Rod Dreher comments on the prospect of a “civil war” in the GOP following a Romney defeat: I agree with David, of course, that there ought to be some very serious reckoning within the party if the Republicans lose the presidency this year. But I thought that in 2008, in the wake of the Bush […]

Rod Dreher comments on the prospect of a “civil war” in the GOP following a Romney defeat:

I agree with David, of course, that there ought to be some very serious reckoning within the party if the Republicans lose the presidency this year. But I thought that in 2008, in the wake of the Bush presidency and the McCain defeat. Nothing happened. Of course, this time the economy is still in the toilet, and Obama is the incumbent. How does a Republican lose in this environment? If the GOP standard bearer does lose, there should be Robespierre-like recriminations.

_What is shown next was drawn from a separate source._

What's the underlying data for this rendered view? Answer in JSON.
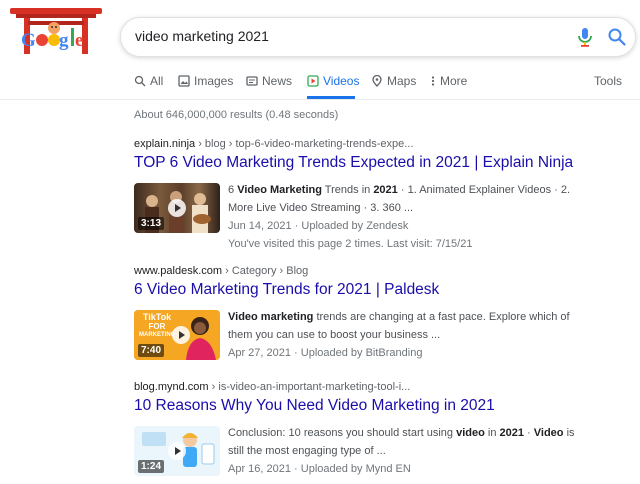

To answer the last question first, a Republican can lose in this environment in large part because of the failure to make very many changes after the drubbings of 2006 and 2008. Because the Bush legacy is still dragging down the Republican Party’s reputation, and because Republicans have done such an awful job of acknowledging and understanding the consequences of that legacy, any Republican nominee would have difficulty unseating the incumbent this year. George W. Bush was the Carter of the modern Republican Party, and most Republicans still can’t grasp that this is how he is perceived by people outside their camp. On top of all that, the Republicans put forward a nominee who embodies much of what is wrong with the GOP and the movement conservative right. The nominee also appears to have poor political skills and judgment.

Another reason that a Republican can lose in this environment is that the automatic response among many movement conservatives to losses in 2006 and 2008 was not to identify any of the real sources for the defeat, but to make believe that the only thing that the Bush-era GOP did wrong was to indulge in a little too much wasteful spending. Of course, they did indulge in far too much wasteful spending, and unified Republican government expanded the welfare state more than any period since the creation of the Great Society. Those were serious policy mistakes, but they weren’t the primary reasons that Republicans lost. Republicans fared so poorly in those elections for several reasons, but chief among them was the Iraq war and the incompetent management of it.

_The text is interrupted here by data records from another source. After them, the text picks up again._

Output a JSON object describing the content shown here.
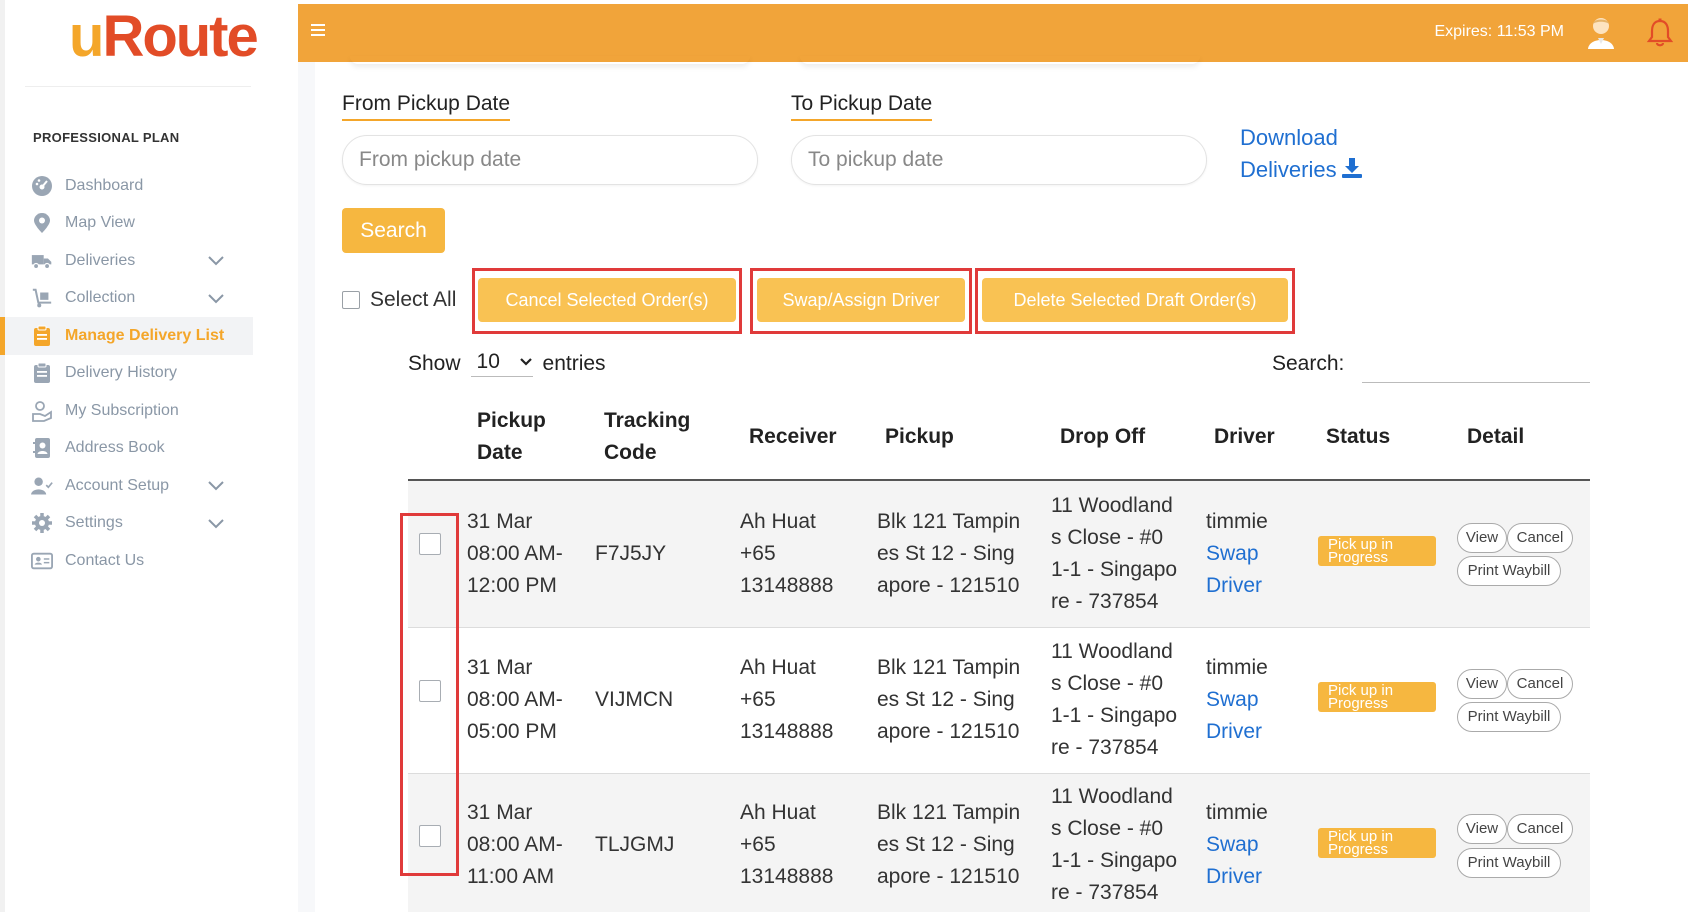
{
  "brand": {
    "logo_text_main": "u",
    "logo_text_rest": "Route"
  },
  "sidebar": {
    "plan": "PROFESSIONAL PLAN",
    "items": [
      {
        "label": "Dashboard",
        "icon": "dashboard-icon"
      },
      {
        "label": "Map View",
        "icon": "map-pin-icon"
      },
      {
        "label": "Deliveries",
        "icon": "truck-icon",
        "expandable": true
      },
      {
        "label": "Collection",
        "icon": "dolly-icon",
        "expandable": true
      },
      {
        "label": "Manage Delivery List",
        "icon": "clipboard-icon",
        "active": true
      },
      {
        "label": "Delivery History",
        "icon": "clipboard-list-icon"
      },
      {
        "label": "My Subscription",
        "icon": "hand-coin-icon"
      },
      {
        "label": "Address Book",
        "icon": "address-book-icon"
      },
      {
        "label": "Account Setup",
        "icon": "user-check-icon",
        "expandable": true
      },
      {
        "label": "Settings",
        "icon": "gear-icon",
        "expandable": true
      },
      {
        "label": "Contact Us",
        "icon": "contact-card-icon"
      }
    ]
  },
  "header": {
    "expires": "Expires: 11:53 PM"
  },
  "filters": {
    "from_label": "From Pickup Date",
    "from_placeholder": "From pickup date",
    "to_label": "To Pickup Date",
    "to_placeholder": "To pickup date",
    "download_line1": "Download",
    "download_line2": "Deliveries",
    "search_button": "Search"
  },
  "bulk": {
    "select_all": "Select All",
    "cancel_selected": "Cancel Selected Order(s)",
    "swap_assign": "Swap/Assign Driver",
    "delete_draft": "Delete Selected Draft Order(s)"
  },
  "table_controls": {
    "show": "Show",
    "page_length": "10",
    "entries": "entries",
    "search_label": "Search:"
  },
  "table": {
    "columns": [
      "Pickup Date",
      "Tracking Code",
      "Receiver",
      "Pickup",
      "Drop Off",
      "Driver",
      "Status",
      "Detail"
    ],
    "column_lines": {
      "pickup_date": [
        "Pickup",
        "Date"
      ],
      "tracking_code": [
        "Tracking",
        "Code"
      ]
    },
    "rows": [
      {
        "date": [
          "31 Mar",
          "08:00 AM-",
          "12:00 PM"
        ],
        "tracking": "F7J5JY",
        "receiver": [
          "Ah Huat",
          "+65",
          "13148888"
        ],
        "pickup": [
          "Blk 121 Tampin",
          "es St 12 - Sing",
          "apore - 121510"
        ],
        "dropoff": [
          "11 Woodland",
          "s Close - #0",
          "1-1 - Singapo",
          "re - 737854"
        ],
        "driver": "timmie",
        "swap": [
          "Swap",
          "Driver"
        ],
        "status": "Pick up in Progress",
        "actions": {
          "view": "View",
          "cancel": "Cancel",
          "print": "Print Waybill"
        }
      },
      {
        "date": [
          "31 Mar",
          "08:00 AM-",
          "05:00 PM"
        ],
        "tracking": "VIJMCN",
        "receiver": [
          "Ah Huat",
          "+65",
          "13148888"
        ],
        "pickup": [
          "Blk 121 Tampin",
          "es St 12 - Sing",
          "apore - 121510"
        ],
        "dropoff": [
          "11 Woodland",
          "s Close - #0",
          "1-1 - Singapo",
          "re - 737854"
        ],
        "driver": "timmie",
        "swap": [
          "Swap",
          "Driver"
        ],
        "status": "Pick up in Progress",
        "actions": {
          "view": "View",
          "cancel": "Cancel",
          "print": "Print Waybill"
        }
      },
      {
        "date": [
          "31 Mar",
          "08:00 AM-",
          "11:00 AM"
        ],
        "tracking": "TLJGMJ",
        "receiver": [
          "Ah Huat",
          "+65",
          "13148888"
        ],
        "pickup": [
          "Blk 121 Tampin",
          "es St 12 - Sing",
          "apore - 121510"
        ],
        "dropoff": [
          "11 Woodland",
          "s Close - #0",
          "1-1 - Singapo",
          "re - 737854"
        ],
        "driver": "timmie",
        "swap": [
          "Swap",
          "Driver"
        ],
        "status": "Pick up in Progress",
        "actions": {
          "view": "View",
          "cancel": "Cancel",
          "print": "Print Waybill"
        }
      }
    ]
  },
  "colors": {
    "accent": "#f1a43a",
    "button": "#f9c253",
    "link": "#1f6fd1",
    "highlight_border": "#e03a3a",
    "logo_red": "#e24c27"
  }
}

The war was originally a bipartisan debacle, but by 2006 Republicans had closely identified themselves with the war and with Bush. Even after 2006, Republicans continued to tie themselves even closer to the war, and they made the “surge” into a litmus test for all members of Congress and presidential candidates. As if to emphasize how oblivious they were to the overwhelming unpopularity of the war, Republicans then nominated the most hawkish candidate available to run against the only leading Democratic candidate to have opposed the war before it began. The financial crisis and recession were ultimately more important factors in the final outcome of 2008, but the 2008 match-up would not have been possible without the Iraq war and Republicans’ foolish determination to defend a bad cause to the very end.

Since that defeat, the lesson Republicans drew was not that they should acknowledge how damaging and unnecessary the Iraq war had been or try to force themselves to rethink their assumptions about foreign policy. Indeed, there has been very little evidence among most Republicans of different thinking on foreign policy since 2008 on any issue. One of the results of this is that most Americans don’t trust Republicans with conducting foreign policy, and they are right not to trust them. Assuming that Romney loses, one of the many things Republicans will need to do is to work on winning back that trust by cultivating a foreign policy of prudence and restraint.